Stars are often categorized by their metallicity. For example, Population I stars have an [Fe/H] of at least -1, meaning they have 10% of the Sun’s iron ratio or more. Population II stars have an [Fe/H] of less than -1. There is a third category, known as Population III. These would be the first stars of the universe, with essentially no “metals” in them.

We have yet to observe a Population III star, but this new discovery comes very close. This new star, known as SM0313 contains no measurable traces of iron. From its spectrum you can see carbon, calcium and magnesium, but nothing else beyond hydrogen. In comparison to the spectrum of a typical low metallicity star the difference is striking.

Spectrum of SM0313. Anna Frebel
Spectrum of SM0313.

The complete lack of measurable iron in the spectrum is surprising. Based on the limits of their observations, the authors calculate the metallicity of SM0313 to be no more than Fe/H = -7.1. This means it is likely a second generation star, and its first generation progenitor ended in a supernova that wasn’t powerful enough to cast out significant quantities of iron.

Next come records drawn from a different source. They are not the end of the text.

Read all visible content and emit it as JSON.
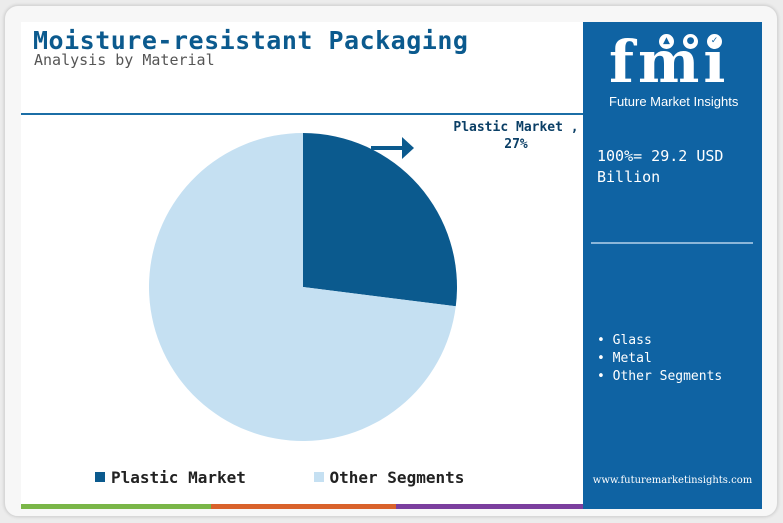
{
  "header": {
    "title": "Moisture-resistant Packaging",
    "subtitle": "Analysis by Material"
  },
  "chart_data": {
    "type": "pie",
    "title": "Moisture-resistant Packaging",
    "subtitle": "Analysis by Material",
    "slices": [
      {
        "name": "Plastic Market",
        "value": 27,
        "color": "#0b5a8e"
      },
      {
        "name": "Other Segments",
        "value": 73,
        "color": "#c5e0f2"
      }
    ],
    "slice_label": "Plastic Market , 27%",
    "legend": [
      "Plastic Market",
      "Other Segments"
    ],
    "legend_placement": "bottom"
  },
  "panel": {
    "logo_letters": "fmi",
    "logo_text": "Future Market Insights",
    "total_text": "100%= 29.2 USD Billion",
    "segments": [
      "Glass",
      "Metal",
      "Other Segments"
    ],
    "website": "www.futuremarketinsights.com"
  },
  "colors": {
    "accent": "#0f63a3",
    "title": "#0b5a8e",
    "bar_green": "#7ab648",
    "bar_orange": "#d9622b",
    "bar_purple": "#7b3f9e"
  }
}
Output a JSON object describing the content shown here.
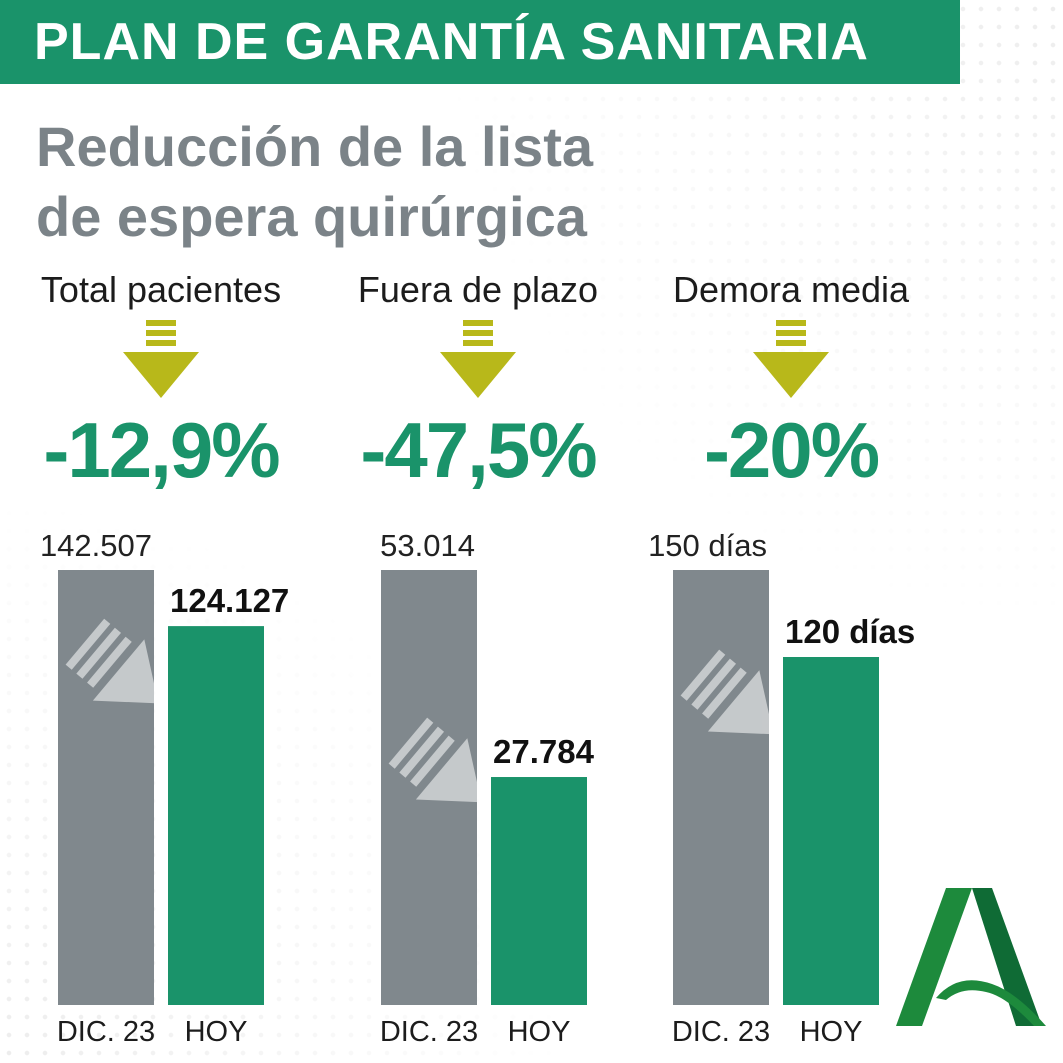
{
  "header": {
    "title": "PLAN DE GARANTÍA SANITARIA"
  },
  "subtitle": {
    "line1": "Reducción de la lista",
    "line2": "de espera quirúrgica"
  },
  "metrics": [
    {
      "label": "Total pacientes",
      "change": "-12,9%"
    },
    {
      "label": "Fuera de plazo",
      "change": "-47,5%"
    },
    {
      "label": "Demora media",
      "change": "-20%"
    }
  ],
  "colors": {
    "brand_green": "#1a936a",
    "bar_grey": "#80888d",
    "arrow_olive": "#b8b81a",
    "title_grey": "#7b8388"
  },
  "chart_data": [
    {
      "type": "bar",
      "categories": [
        "DIC. 23",
        "HOY"
      ],
      "values": [
        142507,
        124127
      ],
      "value_labels": [
        "142.507",
        "124.127"
      ],
      "unit": ""
    },
    {
      "type": "bar",
      "categories": [
        "DIC. 23",
        "HOY"
      ],
      "values": [
        53014,
        27784
      ],
      "value_labels": [
        "53.014",
        "27.784"
      ],
      "unit": ""
    },
    {
      "type": "bar",
      "categories": [
        "DIC. 23",
        "HOY"
      ],
      "values": [
        150,
        120
      ],
      "value_labels": [
        "150 días",
        "120 días"
      ],
      "unit": "días"
    }
  ],
  "logo": {
    "icon": "junta-andalucia-logo"
  }
}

This changes our understanding of first generation stars. It has been thought that the large size of first generation stars meant their supernova would be a particularly powerful kind known as a pair-instability supernova. Such supernovae would cast out large quantities of material, and as a result the remnants of gas and dust would tend to be enriched and mixed on a relatively short cosmic time scale. As a result, even second generation stars such as SM0313 would have some measurable levels of iron. The discovery of SM0313 means that low energy first-generation supernovae were more common. Thus the mixing and enrichment of gas and dust happened more gradually than originally expected.